Artificial intelligence (AI) excels at prediction.1 Large language models (LLMs), for example, are remarkable at predicting the next word and stringing together fluent text. AI’s predictive power extends beyond language to generate moving visuals and audio. AI models are trained with vast amounts of data and they use the statistical associations and patterns in the data to generate outputs.
But does AI’s ability to predict scale to decision making? Do relatively mundane (albeit impressive) forms of prediction—like predicting the next word—extend to reasoning in novel situations and to decision making in the real world?12
Many argue that the answer is “yes.” Predictive algorithms are now widely used to make decisions in varied domains like healthcare, finance, law and marketing.9,14,16 AI models are said to not only solve problems they have encountered in their training data, but also new problems. Some argue that LLMs have an “emergent” capability to reason.17 And with increasing amounts of data and computational power, some argue that AI will surpass humans in any cognitive or decision-making task. For example, in their book Noise: A Flaw in Human Judgment, Kahneman and colleagues argue that “all mechanical prediction techniques, not just the most recent and more sophisticated ones, represent significant improvements on human judgment.” In short, “mechanical prediction is superior to people.”10 Humans are biased and computationally limited, while machines are objective and neutral. And AI’s capacity for predictive judgment is said to extend well beyond mundane problem solving—specifically, to human decision making under uncertainty.1
We concur that the predictive capabilities of AI are remarkable. But in this column, we argue that there are limits to AI prediction. We elaborate on the nature of such limits, which in our view apply to a broad range of highly consequential real-world decisions. These decisions require the human capacity for what we call “counter-to-data” reasoning, extending beyond data-driven prediction.
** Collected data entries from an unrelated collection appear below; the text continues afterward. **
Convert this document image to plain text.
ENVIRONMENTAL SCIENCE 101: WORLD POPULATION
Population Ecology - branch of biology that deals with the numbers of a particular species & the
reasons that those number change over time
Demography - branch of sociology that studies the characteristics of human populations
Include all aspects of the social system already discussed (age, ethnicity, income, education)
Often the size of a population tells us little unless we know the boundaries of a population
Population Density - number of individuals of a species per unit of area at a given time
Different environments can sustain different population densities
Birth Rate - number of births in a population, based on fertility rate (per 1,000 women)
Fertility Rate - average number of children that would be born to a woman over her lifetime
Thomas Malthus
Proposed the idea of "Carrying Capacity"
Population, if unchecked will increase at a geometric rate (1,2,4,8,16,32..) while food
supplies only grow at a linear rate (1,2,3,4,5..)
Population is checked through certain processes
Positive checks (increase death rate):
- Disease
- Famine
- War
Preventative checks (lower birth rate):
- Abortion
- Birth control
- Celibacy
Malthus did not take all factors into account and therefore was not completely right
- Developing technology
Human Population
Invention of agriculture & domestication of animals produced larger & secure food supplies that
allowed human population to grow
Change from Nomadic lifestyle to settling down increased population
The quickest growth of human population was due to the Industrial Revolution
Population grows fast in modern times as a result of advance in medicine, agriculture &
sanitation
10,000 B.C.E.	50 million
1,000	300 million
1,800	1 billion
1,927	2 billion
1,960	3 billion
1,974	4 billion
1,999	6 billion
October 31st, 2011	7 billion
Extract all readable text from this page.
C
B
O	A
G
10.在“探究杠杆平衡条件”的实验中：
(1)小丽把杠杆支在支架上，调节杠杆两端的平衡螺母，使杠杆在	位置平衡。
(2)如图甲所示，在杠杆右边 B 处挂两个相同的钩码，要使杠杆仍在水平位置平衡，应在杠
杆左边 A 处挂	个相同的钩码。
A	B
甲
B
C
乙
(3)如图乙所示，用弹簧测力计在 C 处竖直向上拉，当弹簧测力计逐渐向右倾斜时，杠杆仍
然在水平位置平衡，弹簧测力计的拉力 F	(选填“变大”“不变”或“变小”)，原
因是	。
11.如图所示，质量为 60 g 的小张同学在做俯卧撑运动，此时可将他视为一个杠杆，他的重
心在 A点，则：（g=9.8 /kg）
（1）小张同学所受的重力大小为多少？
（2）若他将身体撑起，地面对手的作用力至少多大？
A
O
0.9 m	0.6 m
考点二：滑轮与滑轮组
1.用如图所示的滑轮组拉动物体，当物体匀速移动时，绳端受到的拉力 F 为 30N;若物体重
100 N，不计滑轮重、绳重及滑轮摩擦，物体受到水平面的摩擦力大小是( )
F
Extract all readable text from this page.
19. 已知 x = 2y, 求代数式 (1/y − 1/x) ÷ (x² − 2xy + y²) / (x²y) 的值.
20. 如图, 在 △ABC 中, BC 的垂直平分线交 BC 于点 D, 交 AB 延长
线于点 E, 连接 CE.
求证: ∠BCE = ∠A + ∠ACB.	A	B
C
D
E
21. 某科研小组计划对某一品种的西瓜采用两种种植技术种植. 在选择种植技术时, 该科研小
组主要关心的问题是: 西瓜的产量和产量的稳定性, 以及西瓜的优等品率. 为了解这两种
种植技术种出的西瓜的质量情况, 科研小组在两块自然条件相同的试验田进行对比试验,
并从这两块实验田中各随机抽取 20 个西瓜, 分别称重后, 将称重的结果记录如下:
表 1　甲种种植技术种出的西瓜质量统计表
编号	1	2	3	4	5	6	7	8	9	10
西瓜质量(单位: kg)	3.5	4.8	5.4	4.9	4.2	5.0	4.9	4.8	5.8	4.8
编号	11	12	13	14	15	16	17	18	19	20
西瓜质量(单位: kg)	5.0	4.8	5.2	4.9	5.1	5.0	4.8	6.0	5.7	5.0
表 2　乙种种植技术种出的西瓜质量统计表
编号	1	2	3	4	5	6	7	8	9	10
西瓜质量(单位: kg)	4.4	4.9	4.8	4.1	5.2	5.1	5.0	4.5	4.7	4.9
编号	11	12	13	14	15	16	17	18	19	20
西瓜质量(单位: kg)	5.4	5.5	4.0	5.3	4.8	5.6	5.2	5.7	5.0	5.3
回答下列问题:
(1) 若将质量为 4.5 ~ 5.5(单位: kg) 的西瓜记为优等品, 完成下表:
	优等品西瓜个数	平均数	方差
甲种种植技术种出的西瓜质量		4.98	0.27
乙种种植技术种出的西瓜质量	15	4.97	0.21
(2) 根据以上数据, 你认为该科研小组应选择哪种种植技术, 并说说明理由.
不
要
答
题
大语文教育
The Limits of AI Prediction
The key limit of AI prediction derives from the fact that the input or “raw material” AI uses to make predictions is past data—the data the AI has been trained with. AI therefore is necessarily always backward looking, as its outputs are a function of inputs. The statistical learning that forms the basis of any prediction cannot somehow bootstrap the future, particularly if it involves data that is “out of distribution,” that is, data the AI has not encountered before. AI prediction is based on probabilistically sampling past associations or existing correlations from its training data, with an eye toward likely and probable outcomes. But past-oriented AI has no mechanism for making predictions or generating unique outputs well beyond its training data.
To offer a simple illustration of this, in one reasoning task humans and LLMs were both presented with the sequence transformation “a b c d → a b c e” and asked to apply the same transformation to “i j k l.” Both humans and LLMs could readily deduce that the analogous transformation would result in “i j k m,” by abstracting the concept of a “successor” (incrementing the last character). However, when the sequence was modified to use a permuted alphabet, LLMs frequently failed in situations that humans can easily solve. For example, if we give the following permuted alphabet [a u c d e f g h i j k l m n o p q r s t b v w x y z] and ask humans to name the next letter after “a” they will readily say “u.” Or if we give the pattern “a u c d → a u c e” and ask for the equivalent transformation for “q r s t” → q r s ?, then humans can easily follow the prompt and respond “b.” LLMs however struggle with these types of tasks.11
Or to offer another example, LLMs have problems with simple word puzzles like: “Alice has 4 brothers and 1 sister. How many sisters does Alice’s brother have?” Many LLMs fail and answer that Alice’s brother has one sister.13 These types of problems are also illustrated by the fact that even slight changes in the wording or structure of common reasoning and problem solving tasks lead AI prediction to falter or fail completely.8 These failures highlight the reliance of LLMs on previously encountered, surface-level patterns that are memorized from training data—and the inability of LLMs to engage in novel, on-the-fly reasoning.
Other clever experiments have been developed to see whether LLMs are simply reciting what they have encountered in their training data, or whether they can actually engage in novel reasoning. For example, AI researcher Francois Chollet’s so-called “abstract reasoning corpus” (ARC) tests the ability of AI to solve new problems, tasks the AI has not encountered previously.3,a Chollet “hides” these tasks by not posting them on the Internet, to ensure LLMs are not trained on them. The tasks are strikingly simple: a child can readily solve many of them. Chollet has even offered a $1 million prize to allow anyone to submit an algorithmic model to solve these simple, “hidden” problems better than humans. But so far humans significantly outperform any algorithm—including highly sophisticated LLMs, such as OpenAI’s o3 model unveiled in December 2024.18 The bottom line is that not just LLMs but AI more broadly presently fail to solve novel tasks, while humans (and even children) can do so routinely.7
The tasks used to illustrate how AI fails to engage in reasoning are quite simple. They highlight just how out of reach more complex forms of problem solving and novel decision making can be for AI, at least for now. That said, we certainly recognize that the existing capabilities of AI—in retrieving information and writing fluent text—are remarkable. The applications of this are sure to improve and be transformative. But the claim that AI’s ability to predict translates to reasoning and decision making in novel situations is overstated. AI prediction is tightly coupled with the data or problems it has been trained with, encountered, and essentially, memorized. AI can summarize—or generate derivative outputs from—the information it has encountered, but this does not somehow translate to solving new problems or bootstrapping new data.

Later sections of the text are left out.